John McEnroe and Jimmy Connors were fierce competitors on the tennis court. They also aren’t the best of friends. McEnroe, known for his quick temper and for speaking his mind, said he has always likened his tennis nemesis to Pete Rose.
John McEnroe’s tennis career
John McEnroe was as good as he was fiery. McEnroe was both intense and dominant on the tennis court. According to the International Tennis Hall of Fame, McEnroe was ranked in the World Top 10 for nine years and finished first in four consecutive years from 1981-1984.
McEnroe won 77 singles titles, 72 in doubles competition and was ranked No. 1 in the world in both categories. He finished his Hall-of-Fame career with an 877-198 career record in singles and a 532-103 mark in doubles. He’s a three-time singles winner of both Wimbledon and the U.S. Open. He made the Wimbledon final in 1980, but fell to Bjorn Borg in one of the most epic matches in history. Borg won 1-6, 7-5, 6-3, 6-7 (16-18), 8-6.
McEnroe had arguably his best year in 1984. That year, the left-hander put together the best singles record in the Open Era, compiling an 82-3 mark. He made his lone French Open final in 1984, but fell to Ivan Lendl. His doubles resume was extremely impressive as well as he teamed with Peter Fleming to win 52 doubles titles, including four at Wimbledon (1979, 1981, 1983, 1984) and three at the US Open (1979, 1981, 1983).
John McEnroe vs. Jimmy Connors
It just might be the biggest rivalry in tennis. If it’s not the biggest, it’s certainly right near the top. John McEnroe and Jimmy Connors faced off against each other 34 times between 1977 and 1991. After the two players were into retirement, Connors told The Independent, “To have carried on this rivalry for so many years, and for you still to be talking about it, must mean that we made our mark somewhere,” he said.
The two first met in 1977 in the semifinals at Wimbledon when Connors won 6–3, 6–3, 4–6, 6–4. In fact, when it came to head-to-head matches, Connors won the first four meetings. Connors held a 6-1 advantage in personal matchups before McEnroe came on strong and went 20-14 against Connors in their 34 meetings.
Beginning in 1983 at the Cincinnati Open and running through the Pacific Coast Championships in 1986, McEnroe didn’t lose to Connors. He won 11 straight singles matches that spanned four years. Connors snapped his personal losing streak to McEnroe at the Canadian Open in 1987.

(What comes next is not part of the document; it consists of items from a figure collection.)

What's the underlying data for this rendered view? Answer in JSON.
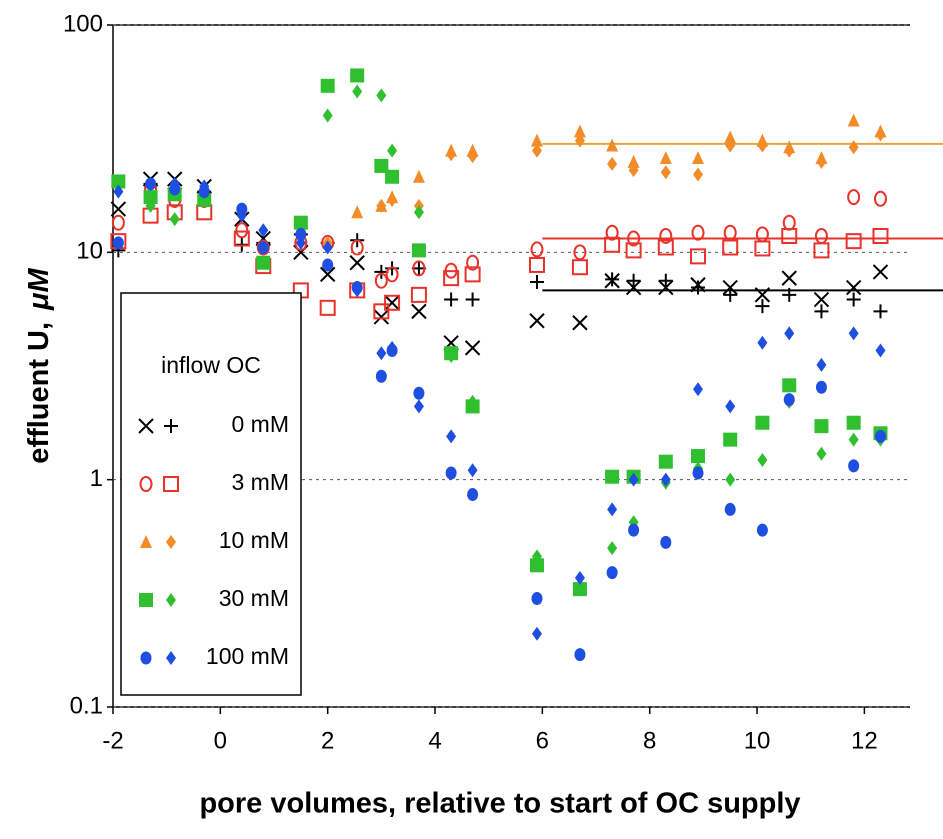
{
  "chart_data": {
    "type": "scatter",
    "xlabel": "pore volumes, relative to start of OC supply",
    "ylabel": "effluent U,",
    "ylabel_unit": "μM",
    "xlim": [
      -2,
      12.85
    ],
    "xticks": [
      -2,
      0,
      2,
      4,
      6,
      8,
      10,
      12
    ],
    "ylim": [
      0.1,
      100
    ],
    "yticks": [
      0.1,
      1,
      10,
      100
    ],
    "log_y": true,
    "grid": true,
    "legend": {
      "title": "inflow OC",
      "corner": "lower-left",
      "entries": [
        {
          "label": "0 mM",
          "series": [
            0,
            1
          ]
        },
        {
          "label": "3 mM",
          "series": [
            2,
            3
          ]
        },
        {
          "label": "10 mM",
          "series": [
            4,
            5
          ]
        },
        {
          "label": "30 mM",
          "series": [
            6,
            7
          ]
        },
        {
          "label": "100 mM",
          "series": [
            8,
            9
          ]
        }
      ]
    },
    "reference_lines": [
      {
        "value": 30,
        "x_start": 6,
        "color": "#e8a33c"
      },
      {
        "value": 11.5,
        "x_start": 6,
        "color": "#e8322a"
      },
      {
        "value": 6.8,
        "x_start": 6,
        "color": "#000000"
      }
    ],
    "series": [
      {
        "marker": "x",
        "color": "#000000",
        "x": [
          -1.9,
          -1.3,
          -0.85,
          -0.3,
          0.4,
          0.8,
          1.5,
          2.0,
          2.55,
          3.0,
          3.2,
          3.7,
          4.3,
          4.7,
          5.9,
          6.7,
          7.3,
          7.7,
          8.3,
          8.9,
          9.5,
          10.1,
          10.6,
          11.2,
          11.8,
          12.3
        ],
        "values": [
          15.5,
          21,
          21,
          19.5,
          14,
          11.5,
          10,
          8,
          9,
          5.2,
          6,
          5.5,
          4,
          3.8,
          5,
          4.9,
          7.5,
          7,
          7,
          7.2,
          7,
          6.5,
          7.7,
          6.2,
          7,
          8.2
        ]
      },
      {
        "marker": "plus",
        "color": "#000000",
        "x": [
          -1.9,
          -1.3,
          -0.85,
          -0.3,
          0.4,
          0.8,
          1.5,
          2.0,
          2.55,
          3.0,
          3.2,
          3.7,
          4.3,
          4.7,
          5.9,
          7.3,
          7.7,
          8.3,
          8.9,
          9.5,
          10.1,
          10.6,
          11.2,
          11.8,
          12.3
        ],
        "values": [
          10.2,
          20,
          19,
          18.5,
          10.8,
          11,
          12,
          11,
          11.3,
          8.2,
          8.5,
          8.5,
          6.2,
          6.2,
          7.4,
          7.6,
          7.5,
          7.5,
          7,
          6.5,
          5.8,
          6.5,
          5.5,
          6.2,
          5.5
        ]
      },
      {
        "marker": "circle-open",
        "color": "#e8322a",
        "x": [
          -1.9,
          -1.3,
          -0.85,
          -0.3,
          0.4,
          0.8,
          1.5,
          2.0,
          2.55,
          3.0,
          3.2,
          3.7,
          4.3,
          4.7,
          5.9,
          6.7,
          7.3,
          7.7,
          8.3,
          8.9,
          9.5,
          10.1,
          10.6,
          11.2,
          11.8,
          12.3
        ],
        "values": [
          13.5,
          19,
          17,
          17,
          12.5,
          10.5,
          11,
          11,
          10.5,
          7.5,
          8,
          8.5,
          8.3,
          9,
          10.3,
          10,
          12.2,
          11.5,
          11.8,
          12.2,
          12.2,
          12,
          13.5,
          11.8,
          17.5,
          17.2
        ]
      },
      {
        "marker": "square-open",
        "color": "#e8322a",
        "x": [
          -1.9,
          -1.3,
          -0.85,
          -0.3,
          0.4,
          0.8,
          1.5,
          2.0,
          2.55,
          3.0,
          3.2,
          3.7,
          4.3,
          4.7,
          5.9,
          6.7,
          7.3,
          7.7,
          8.3,
          8.9,
          9.5,
          10.1,
          10.6,
          11.2,
          11.8,
          12.3
        ],
        "values": [
          11.2,
          14.5,
          15,
          15,
          11.5,
          8.7,
          6.8,
          5.7,
          6.8,
          5.5,
          6,
          6.5,
          7.7,
          8,
          8.8,
          8.6,
          10.8,
          10.2,
          10.5,
          9.6,
          10.5,
          10.4,
          11.8,
          10.2,
          11.2,
          11.8
        ]
      },
      {
        "marker": "triangle",
        "color": "#f28c28",
        "x": [
          2.55,
          3.0,
          3.2,
          3.7,
          4.3,
          4.7,
          5.9,
          6.7,
          7.3,
          7.7,
          8.3,
          8.9,
          9.5,
          10.1,
          10.6,
          11.2,
          11.8,
          12.3
        ],
        "values": [
          15,
          16,
          17.5,
          21.5,
          28,
          28,
          31,
          34,
          29.5,
          25,
          26,
          26,
          32,
          31,
          29,
          26,
          38,
          34
        ]
      },
      {
        "marker": "diamond",
        "color": "#f28c28",
        "x": [
          2.0,
          3.0,
          3.2,
          3.7,
          4.3,
          4.7,
          5.9,
          6.7,
          7.3,
          7.7,
          8.3,
          8.9,
          9.5,
          10.1,
          10.6,
          11.2,
          11.8,
          12.3
        ],
        "values": [
          11,
          16,
          17,
          16,
          27,
          26.5,
          28,
          31,
          24.5,
          23,
          22.5,
          22,
          29.5,
          29.5,
          28,
          25,
          29,
          33
        ]
      },
      {
        "marker": "square",
        "color": "#2fbf2f",
        "x": [
          -1.9,
          -1.3,
          -0.85,
          -0.3,
          0.8,
          1.5,
          2.0,
          2.55,
          3.0,
          3.2,
          3.7,
          4.3,
          4.7,
          5.9,
          6.7,
          7.3,
          7.7,
          8.3,
          8.9,
          9.5,
          10.1,
          10.6,
          11.2,
          11.8,
          12.3
        ],
        "values": [
          20.5,
          17.5,
          18,
          17,
          9,
          13.5,
          54,
          60,
          24,
          21.5,
          10.2,
          3.6,
          2.1,
          0.42,
          0.33,
          1.03,
          1.03,
          1.2,
          1.27,
          1.5,
          1.78,
          2.6,
          1.72,
          1.78,
          1.6
        ]
      },
      {
        "marker": "diamond",
        "color": "#2fbf2f",
        "x": [
          -1.3,
          -0.85,
          -0.3,
          0.8,
          1.5,
          2.0,
          2.55,
          3.0,
          3.2,
          3.7,
          4.3,
          4.7,
          5.9,
          7.3,
          7.7,
          8.3,
          8.9,
          9.5,
          10.1,
          10.6,
          11.2,
          11.8,
          12.3
        ],
        "values": [
          16,
          14,
          19,
          9,
          13,
          40,
          51,
          49,
          28,
          15,
          3.5,
          2.2,
          0.46,
          0.5,
          0.65,
          0.97,
          1.12,
          1,
          1.22,
          2.2,
          1.3,
          1.5,
          1.5
        ]
      },
      {
        "marker": "circle",
        "color": "#1f4fe0",
        "x": [
          -1.9,
          -1.3,
          -0.85,
          -0.3,
          0.4,
          0.8,
          1.5,
          2.0,
          2.55,
          3.0,
          3.2,
          3.7,
          4.3,
          4.7,
          5.9,
          6.7,
          7.3,
          7.7,
          8.3,
          8.9,
          9.5,
          10.1,
          10.6,
          11.2,
          11.8,
          12.3
        ],
        "values": [
          11,
          20,
          19,
          18.5,
          15.5,
          10.5,
          12,
          8.8,
          7,
          2.85,
          3.7,
          2.4,
          1.07,
          0.86,
          0.3,
          0.17,
          0.39,
          0.6,
          0.53,
          1.07,
          0.74,
          0.6,
          2.25,
          2.55,
          1.15,
          1.55
        ]
      },
      {
        "marker": "diamond",
        "color": "#1f4fe0",
        "x": [
          -1.9,
          -1.3,
          -0.85,
          -0.3,
          0.4,
          0.8,
          1.5,
          2.0,
          2.55,
          3.0,
          3.2,
          3.7,
          4.3,
          4.7,
          5.9,
          6.7,
          7.3,
          7.7,
          8.3,
          8.9,
          9.5,
          10.1,
          10.6,
          11.2,
          11.8,
          12.3
        ],
        "values": [
          18.5,
          20,
          20,
          19.5,
          14.5,
          12.5,
          11,
          10.5,
          6.8,
          3.6,
          3.8,
          2.1,
          1.55,
          1.1,
          0.21,
          0.37,
          0.74,
          1.0,
          1.0,
          2.5,
          2.1,
          4,
          4.4,
          3.2,
          4.4,
          3.7
        ]
      }
    ]
  }
}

McEnroe likens Connors to Pete Rose
The respect was there. The love for each other wasn’t. In a 2018 interview with Graham Bensinger, John McEnroe was asked why he and Jimmy Connors didn’t get like each other. “Besides him being a complete a–hole?” McEnroe said. “And him thinking I was? We have some ancestry that we might be somewhat volatile. We might get upset, maybe more easily than others. From his perspective, I could understand and I’d be the same way if some 18-year-old kid – and I’m like number one or two in the world – and he’s trying to take my mantle or trying to become the number one American. I can see why he would not like that.”
Although there is a strong dislike for each other, the respect is there. “We don’t like each other,” McEnroe said. “If we were in a room together, we could talk. We always had respect for each other. The only guy who’s ever tried harder on a tennis court is Raffy Nadal, in my book, and he’s not far behind. I hope I made him better and I know he made me better.”
McEnroe likened Connors to Pete Rose. “They look like twins to me,” he said. “They have the same haircuts and the way they played, that intensity. When Pete Rose ran over Ray Fosse in the All-Star Game and you’re like what in God’s name is this guy doing? They had this chip on their shoulder like everyone was against them. So I look at those two, literally, as almost the exact same people.